Même les gens qui travaillent me semblent miséreux, tous ces gens qui ont un petit commerce – épicerie, quincaillerie, électricien, plombier, snacks – ou encore toutes ces personnes qui sont employés de maison, ou de commerces, ou encore qui occupent des emplois de service en tant que gardien, employé de ménage – ils travaillent et ont un logement certes mais leur situation est très précaire car ils gagnent dans la journée ce qu’ils vont dépenser le lendemain pour manger ou payer leurs factures, rien de plus. Pas de congé, pas d’arrêt maladie, pas de retraite, pas de coussin de sécurité, pas d’économie à placer pour ces gens. Les cultivateurs ne sont pas nécessairement mieux lotis car ils sont à la merci des caprices de la météo, et ces dernières années, l’impact de la pollution humaine sur le climat et la nature en général, ne les a pas épargnés. En fait, en dehors d’une infime minorité de nantis et de fonctionnaires moins pauvres que les autres, je dirais que toute personne capable de tenir debout, travaille ou mendie pour gagner de quoi manger au jour le jour, et c’est à peu près tout.
Et à l’autre extrémité de toute cette misère, se trouve l’extrême richesse, des gens qui ont tout, des maisons luxueuses, des voitures, des domestiques, ils peuvent acheter tout ce dont ils ont besoin et plus encore, ils voyagent, ils investissent à l’étranger, ils peuvent avoir les meilleurs soins en cas de problème de santé, ils envoient leurs enfants faire leurs études dans les meilleures universités du monde. Comment une telle richesse peut-elle côtoyer tant de misère ? Comment est-ce tolérable, autant d’un côté que de l’autre? C’est cela que je trouve le plus choquant en réalité, cette acceptation de vivre dans deux mondes parallèles aux extrêmes.
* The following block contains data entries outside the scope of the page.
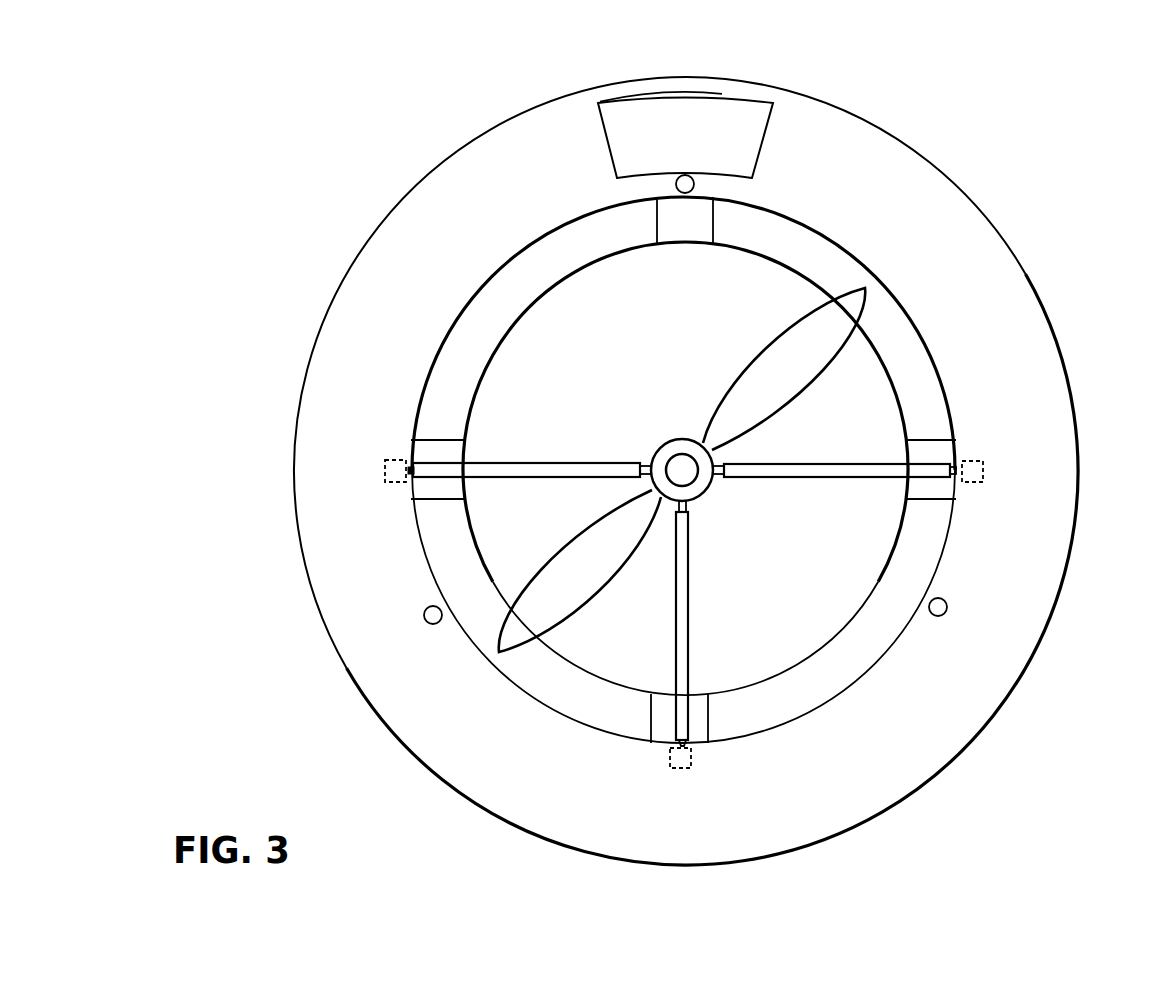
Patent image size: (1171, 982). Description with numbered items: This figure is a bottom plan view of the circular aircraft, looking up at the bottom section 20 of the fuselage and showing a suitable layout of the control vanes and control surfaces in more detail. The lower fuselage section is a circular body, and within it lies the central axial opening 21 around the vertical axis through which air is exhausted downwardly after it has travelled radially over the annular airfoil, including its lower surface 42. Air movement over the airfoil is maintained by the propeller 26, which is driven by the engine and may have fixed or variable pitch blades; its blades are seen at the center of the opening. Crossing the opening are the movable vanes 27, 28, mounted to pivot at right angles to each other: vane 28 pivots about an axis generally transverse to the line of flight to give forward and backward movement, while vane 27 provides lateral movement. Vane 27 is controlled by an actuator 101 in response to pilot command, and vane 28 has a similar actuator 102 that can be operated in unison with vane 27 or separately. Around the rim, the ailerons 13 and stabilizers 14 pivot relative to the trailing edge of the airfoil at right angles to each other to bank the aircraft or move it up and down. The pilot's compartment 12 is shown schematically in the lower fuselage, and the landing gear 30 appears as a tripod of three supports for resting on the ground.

The pilot's compartment 12 is at (737, 137).
The ailerons 13 is at (423, 488).
The stabilizers 14 is at (667, 230).
The bottom section 20 is at (293, 457).
The central axial opening 21 is at (792, 607).
The propeller 26 is at (773, 352).
The movable vane 27 is at (688, 592).
The movable vane 28 is at (532, 465).
The landing gear 30 is at (676, 185).
The lower surface 42 is at (460, 355).
The actuator 101 is at (692, 765).
The actuator 102 is at (395, 460).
Merci de nous partager un clin d’œil sur cette réalité qui est difficile à comprendre! Une si grande différence entre les classes, comment est-ce durable?
Eh oui malheureusement l’Etat malgache comme la population semblent s’y accommoder. Pourtant, d’autres pays ont montré que des petites mesures comme une journée par semaine pour le nettoyage obligatoire autour de sa maison suffira à améliorer la situation.
Oui, l’impulsion doit venir de la tête afin d’offrir un cadre, une structure à la population pour démarrer. Il faut commencer par de petites choses mais lorsque les gens voient un effet positif, cela fait rapidement boule de neige.
Quand la tête va, tout va…sinon, c’est la catastrophe.